Dalam melakukan proses "sharing" hadits ini, memang dilakukan oleh manusia. Yang mungkin salah dan alpa. Namun, menjadikan kemungkinan khilaf sebagai faktor penolakan, sangat konyol tak terbilang. Sebab, hadits itu diriwayatkan oleh orang-orang pilihan. Yang ibadah dan ilmunya sarat-dalam. Dilakukan dengan usaha yang maksimal, pindah dari satu negeri ke negeri lain hanya untuk dapatkan. Bahkan, untuk Bukhari, satu hadits itu ditetapkan setelah shalat istikharah. Bayangkan jumlah hadits yang beliau riwayatkan dan banyaknya shalat istikharah yang beliau lakukan.
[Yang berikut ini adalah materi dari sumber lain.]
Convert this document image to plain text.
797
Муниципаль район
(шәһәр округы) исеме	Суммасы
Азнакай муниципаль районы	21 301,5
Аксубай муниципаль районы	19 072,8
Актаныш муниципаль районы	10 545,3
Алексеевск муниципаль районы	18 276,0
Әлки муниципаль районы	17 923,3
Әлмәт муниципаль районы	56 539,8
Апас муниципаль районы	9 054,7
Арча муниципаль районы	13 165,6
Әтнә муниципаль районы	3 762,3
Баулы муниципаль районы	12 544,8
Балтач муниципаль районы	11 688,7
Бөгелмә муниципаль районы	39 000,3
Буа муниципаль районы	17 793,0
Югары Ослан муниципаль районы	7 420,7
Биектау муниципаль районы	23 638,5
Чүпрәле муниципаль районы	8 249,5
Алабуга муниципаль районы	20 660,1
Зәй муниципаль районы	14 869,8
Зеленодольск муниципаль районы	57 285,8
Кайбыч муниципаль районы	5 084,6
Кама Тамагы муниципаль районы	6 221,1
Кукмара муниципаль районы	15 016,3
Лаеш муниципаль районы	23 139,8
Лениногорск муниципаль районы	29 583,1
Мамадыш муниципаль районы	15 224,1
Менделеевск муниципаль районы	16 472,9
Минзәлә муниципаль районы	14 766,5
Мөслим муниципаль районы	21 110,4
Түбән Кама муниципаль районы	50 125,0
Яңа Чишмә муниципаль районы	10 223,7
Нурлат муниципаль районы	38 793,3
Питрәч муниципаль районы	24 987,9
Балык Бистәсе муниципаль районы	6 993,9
Apakah orang-orang yang menolak hadits sebagai pijakan hukum dalam Islam beramal sebanyak beliau?
Seshalih dan sesungguh beliau?
Jika bukan para ahli hadits itu yang kita jadikan rujukan dalam ber-Islam, lalu pada siapa kita mengambil petunjuk? Pada orang-orang sekarang? Yang bahkan belum jelas dari mana mereka membuat kesimpulan? Buku apa yang mereka baca? Dari mana mereka bisa-bisanya menafsirkan? Belum lagi jelas kematian mereka: apakah husnul atau su'ul. Belum nampak juga sumbangsih mereka untuk umat Islam lintas generasi. Aduhai, aduhai. Ceroboh sekali.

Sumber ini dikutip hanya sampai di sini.